Mais sur le plan économique, la galerie a du mal à survivre et il est obligé de vendre des pièces de sa collection pour éponger les dettes (dont la gouache de Calder). Après sept ans d’existence,  la galerie de Tours ferme et, en 2000, aussi parce que ses artistes ont du mal à se passer de leur présence dans la capitale, il ouvre un espace à Paris, rue de Turenne, où il se trouve encore actuellement. D’une organisation un peu artisanale (à Tours, il dormait même dans sa galerie), il passe à une structure plus importante, où les exigences sont aussi plus grandes. Et surtout la liste d’artistes s’allonge et s’enrichit : des figures historiques comme ORLAN ou Jean-Pierre Bertrand, des artistes qui depuis sont devenus des valeurs sûres comme Saâdane Afif ou Didier Marcel, des jeunes artistes qu’il a exposés pour la première fois comme Armand Jalut ou Raphaël Zarka, qui fait partie des quatre nominés pour le Prix Marcel Duchamp qui sera décerné cet automne.

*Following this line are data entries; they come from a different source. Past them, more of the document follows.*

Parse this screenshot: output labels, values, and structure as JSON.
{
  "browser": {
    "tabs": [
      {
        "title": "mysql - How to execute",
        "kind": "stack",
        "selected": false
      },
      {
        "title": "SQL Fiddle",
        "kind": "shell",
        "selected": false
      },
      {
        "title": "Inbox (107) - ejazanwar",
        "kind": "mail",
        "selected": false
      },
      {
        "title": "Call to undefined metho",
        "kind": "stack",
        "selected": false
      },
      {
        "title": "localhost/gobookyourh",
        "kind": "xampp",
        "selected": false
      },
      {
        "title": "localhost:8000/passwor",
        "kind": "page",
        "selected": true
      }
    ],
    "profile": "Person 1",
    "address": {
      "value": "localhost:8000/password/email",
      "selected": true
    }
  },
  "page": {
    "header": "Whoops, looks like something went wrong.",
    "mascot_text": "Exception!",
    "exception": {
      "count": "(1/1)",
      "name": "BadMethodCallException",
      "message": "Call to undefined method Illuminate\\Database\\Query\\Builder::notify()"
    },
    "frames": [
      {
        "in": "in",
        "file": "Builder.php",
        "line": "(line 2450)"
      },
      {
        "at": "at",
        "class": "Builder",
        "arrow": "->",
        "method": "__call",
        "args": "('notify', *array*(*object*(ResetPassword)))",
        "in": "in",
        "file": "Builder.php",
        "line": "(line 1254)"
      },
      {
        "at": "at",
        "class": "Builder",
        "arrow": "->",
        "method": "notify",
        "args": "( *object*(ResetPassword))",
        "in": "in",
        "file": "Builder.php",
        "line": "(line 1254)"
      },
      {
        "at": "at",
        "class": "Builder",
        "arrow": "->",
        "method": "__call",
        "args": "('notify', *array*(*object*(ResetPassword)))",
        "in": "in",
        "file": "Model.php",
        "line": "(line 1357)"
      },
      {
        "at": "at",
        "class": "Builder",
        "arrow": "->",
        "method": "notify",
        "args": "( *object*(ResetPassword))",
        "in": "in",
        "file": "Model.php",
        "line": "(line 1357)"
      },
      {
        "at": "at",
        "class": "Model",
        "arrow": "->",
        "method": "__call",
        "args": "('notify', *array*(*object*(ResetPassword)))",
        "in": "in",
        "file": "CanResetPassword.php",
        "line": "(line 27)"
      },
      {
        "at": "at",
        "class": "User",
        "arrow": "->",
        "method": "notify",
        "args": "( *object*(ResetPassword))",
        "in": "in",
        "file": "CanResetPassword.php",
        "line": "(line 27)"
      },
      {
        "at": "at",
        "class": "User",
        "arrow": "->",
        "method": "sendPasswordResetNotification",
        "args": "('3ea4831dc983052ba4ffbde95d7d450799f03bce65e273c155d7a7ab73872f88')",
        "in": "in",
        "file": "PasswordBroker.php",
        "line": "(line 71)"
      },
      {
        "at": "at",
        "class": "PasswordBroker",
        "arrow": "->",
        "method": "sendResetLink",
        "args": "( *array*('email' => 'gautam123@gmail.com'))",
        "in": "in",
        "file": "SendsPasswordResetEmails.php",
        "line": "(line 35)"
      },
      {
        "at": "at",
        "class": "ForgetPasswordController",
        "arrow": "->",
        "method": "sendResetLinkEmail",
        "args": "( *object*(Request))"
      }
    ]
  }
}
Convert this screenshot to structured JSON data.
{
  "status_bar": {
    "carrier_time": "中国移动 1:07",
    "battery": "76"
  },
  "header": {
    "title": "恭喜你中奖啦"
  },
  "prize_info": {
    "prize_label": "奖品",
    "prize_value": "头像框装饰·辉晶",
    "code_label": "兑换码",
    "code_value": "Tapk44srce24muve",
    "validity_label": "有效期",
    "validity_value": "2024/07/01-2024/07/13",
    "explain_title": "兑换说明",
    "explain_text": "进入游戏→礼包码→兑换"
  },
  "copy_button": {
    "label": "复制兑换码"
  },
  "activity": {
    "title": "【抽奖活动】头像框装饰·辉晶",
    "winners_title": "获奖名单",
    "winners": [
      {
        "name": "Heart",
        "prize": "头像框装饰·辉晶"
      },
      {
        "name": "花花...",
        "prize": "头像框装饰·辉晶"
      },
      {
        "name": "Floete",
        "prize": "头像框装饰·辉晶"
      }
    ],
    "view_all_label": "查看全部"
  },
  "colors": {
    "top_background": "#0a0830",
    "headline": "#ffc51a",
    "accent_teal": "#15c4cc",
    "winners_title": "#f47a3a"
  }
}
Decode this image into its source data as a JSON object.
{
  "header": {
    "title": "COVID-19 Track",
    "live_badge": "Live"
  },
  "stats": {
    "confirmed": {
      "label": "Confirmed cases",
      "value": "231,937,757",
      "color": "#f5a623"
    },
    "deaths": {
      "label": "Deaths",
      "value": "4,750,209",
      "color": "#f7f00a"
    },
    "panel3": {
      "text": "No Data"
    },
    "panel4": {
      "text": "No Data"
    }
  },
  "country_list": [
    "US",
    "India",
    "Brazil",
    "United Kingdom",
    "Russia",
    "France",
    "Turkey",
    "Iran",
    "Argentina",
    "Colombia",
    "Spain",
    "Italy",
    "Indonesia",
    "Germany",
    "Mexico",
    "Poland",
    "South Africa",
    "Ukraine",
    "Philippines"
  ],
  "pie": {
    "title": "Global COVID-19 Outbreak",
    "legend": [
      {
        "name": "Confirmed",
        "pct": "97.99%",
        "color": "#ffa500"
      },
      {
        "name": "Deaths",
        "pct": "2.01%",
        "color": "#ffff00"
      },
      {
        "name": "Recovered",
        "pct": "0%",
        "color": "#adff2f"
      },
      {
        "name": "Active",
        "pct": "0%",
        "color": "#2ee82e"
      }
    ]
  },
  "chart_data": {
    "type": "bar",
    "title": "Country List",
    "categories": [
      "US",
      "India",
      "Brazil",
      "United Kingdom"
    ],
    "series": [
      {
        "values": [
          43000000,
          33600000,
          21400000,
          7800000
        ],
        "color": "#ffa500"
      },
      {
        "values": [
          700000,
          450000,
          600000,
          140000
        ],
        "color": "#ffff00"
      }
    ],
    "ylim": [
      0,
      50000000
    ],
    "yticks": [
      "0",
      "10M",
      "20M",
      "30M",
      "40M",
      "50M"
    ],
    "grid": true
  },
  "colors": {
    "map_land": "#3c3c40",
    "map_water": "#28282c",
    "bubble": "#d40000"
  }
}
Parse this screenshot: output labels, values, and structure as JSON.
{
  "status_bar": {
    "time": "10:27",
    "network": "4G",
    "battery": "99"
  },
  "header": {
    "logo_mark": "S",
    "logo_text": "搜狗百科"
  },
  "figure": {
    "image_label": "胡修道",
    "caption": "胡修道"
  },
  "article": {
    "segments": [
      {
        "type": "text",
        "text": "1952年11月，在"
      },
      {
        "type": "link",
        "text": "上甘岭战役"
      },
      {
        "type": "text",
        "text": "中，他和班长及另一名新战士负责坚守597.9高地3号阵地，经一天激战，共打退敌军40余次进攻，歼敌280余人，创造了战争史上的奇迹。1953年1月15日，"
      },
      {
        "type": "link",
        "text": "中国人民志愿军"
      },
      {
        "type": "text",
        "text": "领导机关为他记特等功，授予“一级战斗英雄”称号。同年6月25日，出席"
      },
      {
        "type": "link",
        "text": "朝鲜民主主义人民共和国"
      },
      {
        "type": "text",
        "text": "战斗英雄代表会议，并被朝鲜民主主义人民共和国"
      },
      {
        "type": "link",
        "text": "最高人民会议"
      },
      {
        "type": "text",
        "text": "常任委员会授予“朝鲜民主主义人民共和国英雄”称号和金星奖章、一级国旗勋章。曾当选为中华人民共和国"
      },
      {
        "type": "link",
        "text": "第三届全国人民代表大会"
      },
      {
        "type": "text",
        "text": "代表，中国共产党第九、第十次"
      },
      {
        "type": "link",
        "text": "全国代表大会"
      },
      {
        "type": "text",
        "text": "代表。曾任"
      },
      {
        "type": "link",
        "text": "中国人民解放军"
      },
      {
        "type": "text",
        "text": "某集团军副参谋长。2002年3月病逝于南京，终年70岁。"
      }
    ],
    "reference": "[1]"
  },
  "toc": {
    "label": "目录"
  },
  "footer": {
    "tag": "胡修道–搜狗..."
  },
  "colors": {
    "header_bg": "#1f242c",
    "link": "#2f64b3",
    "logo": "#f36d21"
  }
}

!cid_FFD61BC3-4F35-4EE9-A5D2-43B88E6BD800@home« Mais depuis toutes ces années, le métier a beaucoup changé, confie Michel Rein. Quand j’ai commencé, l’art contemporain n’était pas autant à la mode, les médias s’y intéressaient moins et on s’amusait beaucoup. Depuis, le métier s’est professionnalisé et il est devenu très concurrentiel. C’est devenu très excitant pour les gens qui veulent brasser des affaires et faire de l’argent, mais beaucoup moins pour les amoureux de l’art. De plus, la fonction même de galeriste n’est plus la même. Avant le galeriste servait d’interface entre les artistes et les collectionneurs et guidaient ces derniers dans cet univers qui pouvait leur sembler inaccessible. Aujourd’hui, les artistes ont repris la main et apparaissent beaucoup plus. Souvent, ils se promeuvent eux-mêmes directement et le galeriste est réduit à un rôle de gestionnaire ou de comptable. On passe beaucoup moins de temps avec les artistes et avec les œuvres et c’est une chose que je regrette beaucoup. »

« Mais le milieu lui-même a changé, poursuit-il, et il est devenu très difficile pour les galeries de ma dimension. Ce sont ou les très jeunes galeries qui n’ont pas beaucoup de frais ou les mastodontes qui s’en sortent le mieux. Aussi, et parce qu’une galerie ne doit jamais stagner, mais aller de l’avant, je cherche aujourd’hui à ouvrir un autre espace à Bruxelles, qui est en passe de devenir la nouvelle mecque de l’art contemporain. Je voudrais ainsi permettre à mes artistes de s’ouvrir à un nouveau marché, travailler avec de jeunes artistes  belges et donner à la galerie une dimension européenne. Le projet est bouclé, il ne me reste plus qu’à trouver l’espace… »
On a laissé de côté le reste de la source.